2008-09-17 08:32 AM
We have only just invested in our netapp kit and were using a 3020c and vmware with iscsi.
Im looking into using dedupe for the vms and am a little overwhelmed by the whole subject being totally new to the field.
From what Ive gathered you get a dedupe licence from your account manager (which Ive applied for one), install it then turn dedupe on. I understand I need to uncheck the space reserved switches whebn creating the volumes and luns top thin provision so my first question is..
1) If dedupe runs on a volume level then I guess you get more dedupe savings if you place more vms on a singe volume so what would people recommend for the optimal layout? IE, one big volume (well 2 as we have two filers) with one machine machine per lun or multiple per lun. (I understand its not recommended to have more than 10-15 per lun) or the use of multiple volumes etc.?
The whitepaper TR3428 (pp47) states that transient data should be placed on seperate Luns and Volumes so my next question is,
2) Is the reason for this because much of this transient data is "unique" so would dramatically reduce available snapshots as there are effectively more changes or is it so dedupe will reclaim more space if just the OS files (non-transient) are on the same volume or is it the fact that youd place the transient data on a volume with no snapshotting policy to save space or a combination of all three or alternatively am I grossly misunderstanding the whole concept?
finally, here is a quote from the VM forums regarding asis, seems a bit anti-netapp biased to be honest, but what are your thoughts?
Thanks very much in advance for any replies and apologies for asking such basic questions.
2008-09-19 11:39 AM
Hi Michael, good question and actually one that comes up pretty regularly. Here's the problem - since dedupe is relatively new, alot of our documentation is pre-dedupe and does not take it into account. The good news is that there are two new documents, "Configuring LUNs with Deduplication" and "Secrets to Shrinking VMware Storage" that are now posted on the dedupe community. I think you'll find these docs to be helpful in clearing up any confusion. The note you attached that says "there is no space savings with dedupe on LUNs" is simply untrue and also based on old information - something we are actively trying to clear up as we get the latest info out to people like you and others in our community. So take a look at the docs below and let us know if this helps out-
2008-09-26 06:18 AM
Thanks for the articles. We are looking to use E in the documentation, that is to use thin provisioning and returning the space to the aggregate however we had an engineer in from our reseller yesterday who warned us against thin provisioning at all costs as he says he would only recommend that to someone who had had a few years netapp experience and it requires constant monitoring aswell as having a risk of data corruption if oversubscribed.

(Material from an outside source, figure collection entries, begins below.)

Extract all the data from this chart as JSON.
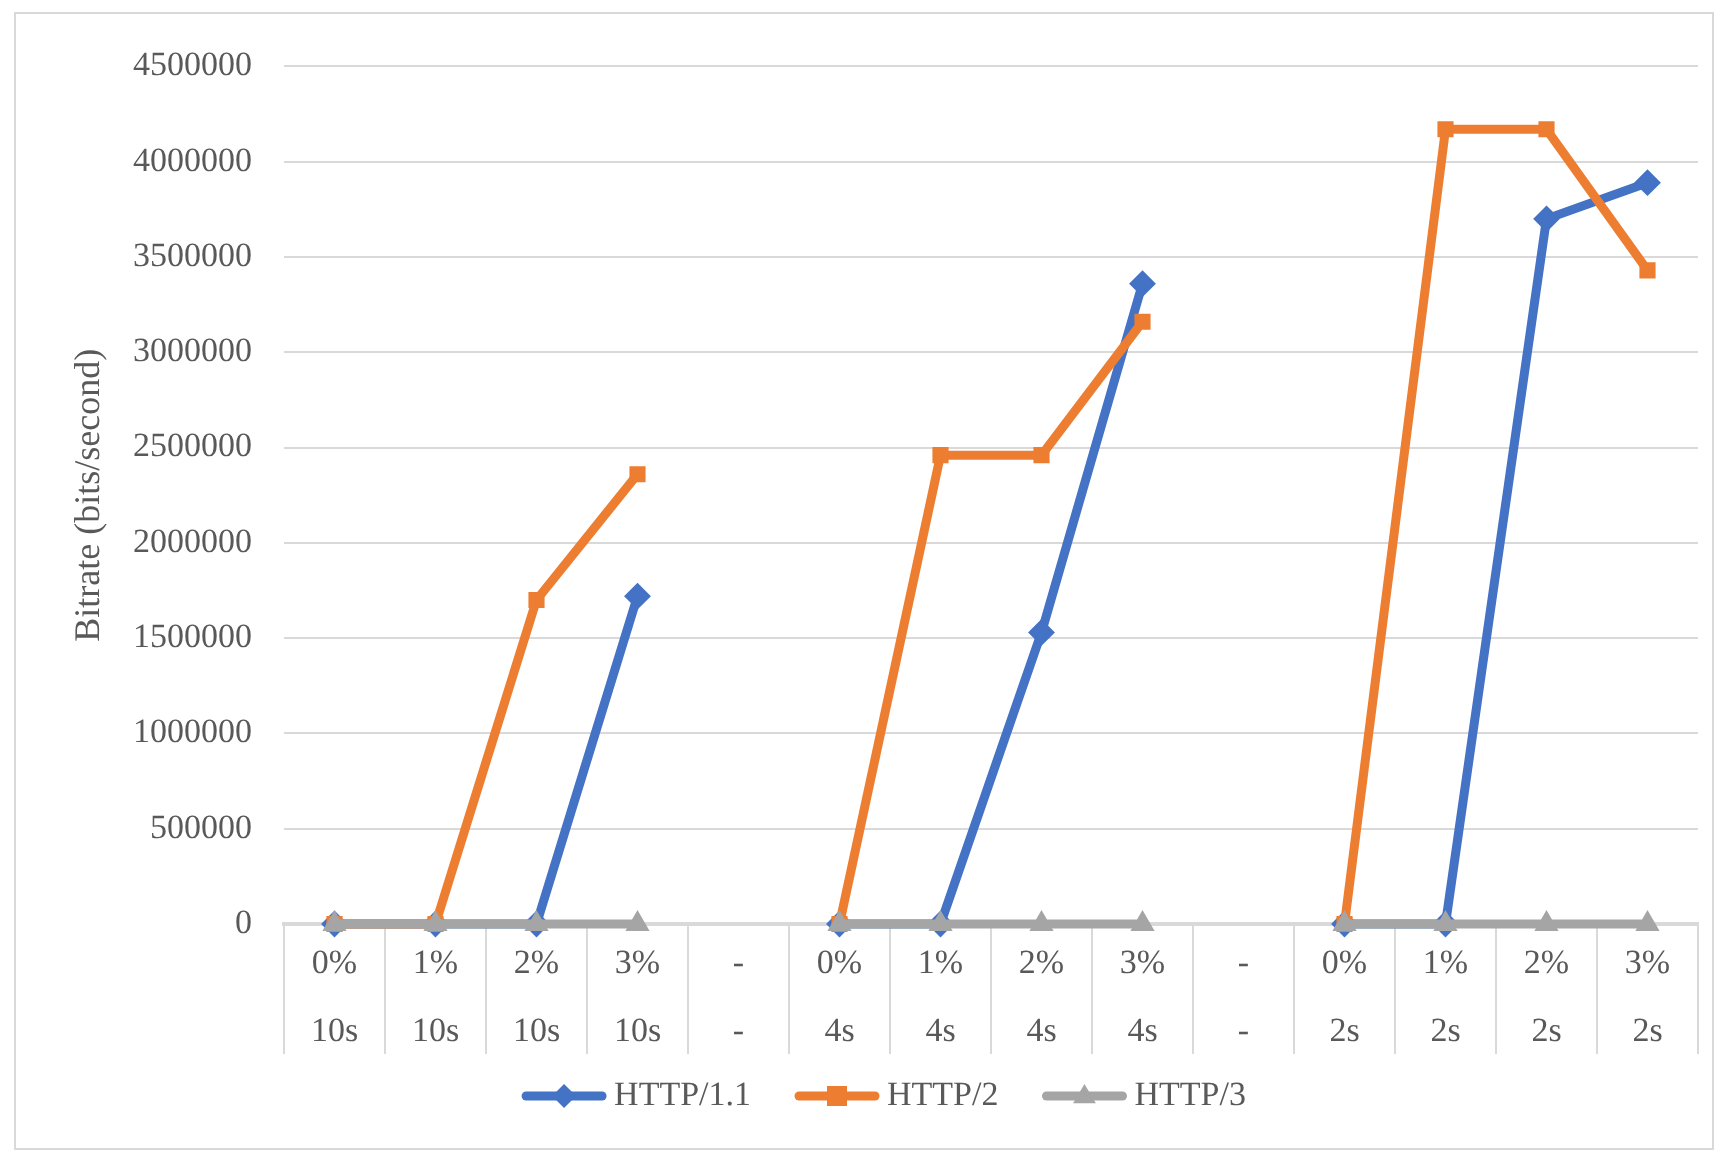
{
  "chart_data": {
    "type": "line",
    "categories": [
      "0%\n10s",
      "1%\n10s",
      "2%\n10s",
      "3%\n10s",
      "-\n-",
      "0%\n4s",
      "1%\n4s",
      "2%\n4s",
      "3%\n4s",
      "-\n-",
      "0%\n2s",
      "1%\n2s",
      "2%\n2s",
      "3%\n2s"
    ],
    "ylabel": "Bitrate (bits/second)",
    "ylim": [
      0,
      4500000
    ],
    "yticks": [
      0,
      500000,
      1000000,
      1500000,
      2000000,
      2500000,
      3000000,
      3500000,
      4000000,
      4500000
    ],
    "grid": "y",
    "legend": "bottom",
    "line_style": "solid",
    "series": [
      {
        "name": "HTTP/1.1",
        "color": "#4472c4",
        "marker": "diamond",
        "values": [
          0,
          0,
          0,
          1720000,
          null,
          0,
          0,
          1530000,
          3360000,
          null,
          0,
          0,
          3700000,
          3890000
        ]
      },
      {
        "name": "HTTP/2",
        "color": "#ed7d31",
        "marker": "square",
        "values": [
          0,
          0,
          1700000,
          2360000,
          null,
          0,
          2460000,
          2460000,
          3160000,
          null,
          0,
          4170000,
          4170000,
          3430000
        ]
      },
      {
        "name": "HTTP/3",
        "color": "#a5a5a5",
        "marker": "triangle",
        "values": [
          0,
          0,
          0,
          0,
          null,
          0,
          0,
          0,
          0,
          null,
          0,
          0,
          0,
          0
        ]
      }
    ]
  }
}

We dont plan to use more than (if thin provisioned) 33% of the available space on the filer so Im not sure whether fully agree with his advice.
What are your views on this please?
2008-09-26 08:11 AM
Michael thanks for bringing this to light, and great question wanting to understand how Dedupe and Thin Provisioning work.
In addition to the excellent collateral which Larry provided, some of the reasons I'm sure the engineer who came in said those things are for the following reasons:
Thin Provisioning left unchecked with unknown workloads is mysterious, and in the past when people did not understand it clearly it would require constant checking, in order to validate your workload. (Both from a sizing and growth perspective, as well as from a change perspective depending upon your use of snapshots).
However, with the availability of vol autogrow and snap autodelete, and introducing dedupe into the equation in order to provide you even more space available on disk without encountering an overflow, these fears are unfounded.
So, I agree with your feeling on the decision/advice; however I would take it a step further (as you currently are) and become even more educated on exactly what it is you're working with an implementing (Option E as you've chosen) and make sure you understand how your environment will work out in the end.
I wouldn't suggest a few years of experienced required, merely taking advantage of the collateral at your disposal which combines hundreds of cumulative experience all combined and delivered in bite-sized segments
Good luck with building out your E deployment as you're looking to, and let us know how it goes!